The ceremony recirculated, recut, edited, screenshot, and shared online took on a second life in the highly creative minds of bedroom theorists around the globe. Divorced from its European avant-garde context, the work built an entirely new audience on the internet eager to pore over its tiniest details, re-authoring and fictionalising anew.

In a curious turn of events, the hardline conservative news source Breitbart (often connected with king conspiracist Alex Jones) published perhaps the most balanced article on the performance, debunking the satanic interpretations, and drawing attention back to its folkloric origins. In a ouroboric twist, then, the zealous reclaiming of national identity trumped the bloggers, and by implication reinstated the inherent values of avant-garde aesthetics.

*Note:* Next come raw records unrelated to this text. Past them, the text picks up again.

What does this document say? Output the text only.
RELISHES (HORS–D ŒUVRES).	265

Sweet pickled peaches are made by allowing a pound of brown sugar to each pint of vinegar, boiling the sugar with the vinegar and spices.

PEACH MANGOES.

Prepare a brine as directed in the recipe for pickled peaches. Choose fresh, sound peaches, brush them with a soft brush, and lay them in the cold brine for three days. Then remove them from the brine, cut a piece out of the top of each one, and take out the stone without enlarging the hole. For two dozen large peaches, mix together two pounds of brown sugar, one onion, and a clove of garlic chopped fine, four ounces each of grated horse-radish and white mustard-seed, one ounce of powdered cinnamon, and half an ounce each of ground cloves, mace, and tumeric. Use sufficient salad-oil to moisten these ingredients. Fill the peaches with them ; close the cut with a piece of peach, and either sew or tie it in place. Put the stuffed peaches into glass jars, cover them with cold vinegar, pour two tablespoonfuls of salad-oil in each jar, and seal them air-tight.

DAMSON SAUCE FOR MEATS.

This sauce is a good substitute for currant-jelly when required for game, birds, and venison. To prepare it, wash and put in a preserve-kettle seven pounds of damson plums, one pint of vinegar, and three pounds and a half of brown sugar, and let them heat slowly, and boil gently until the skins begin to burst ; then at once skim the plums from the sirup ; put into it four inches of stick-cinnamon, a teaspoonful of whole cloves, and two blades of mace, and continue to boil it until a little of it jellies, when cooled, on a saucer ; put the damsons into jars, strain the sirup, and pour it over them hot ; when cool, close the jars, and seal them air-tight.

I like to imagine that Hesse intended this all along – indeed watching the ceremony it’s hard not to believe he’s trolling us, just a little bit. But there’s something significant to learn here; in his work Hesse magnetises Swiss folk art, EU politics, global online fanaticism, and the American far-right, all under the guise of experimental music-theatre. This is an Über-Gesamtkunstwerk; an expanded, weirded, post-internet opus that echoes far outside the carefully regulated acoustics of the opera house – Toi Toi Toi!


Neil Luck is a composer, performer, and director based in London. His music engages the physical and fallible nature of live performance in multimedia contexts, and attempts to frame the act of music making itself as something strange, useful, or spectacular in and of itself. He runs the performance group ARCO.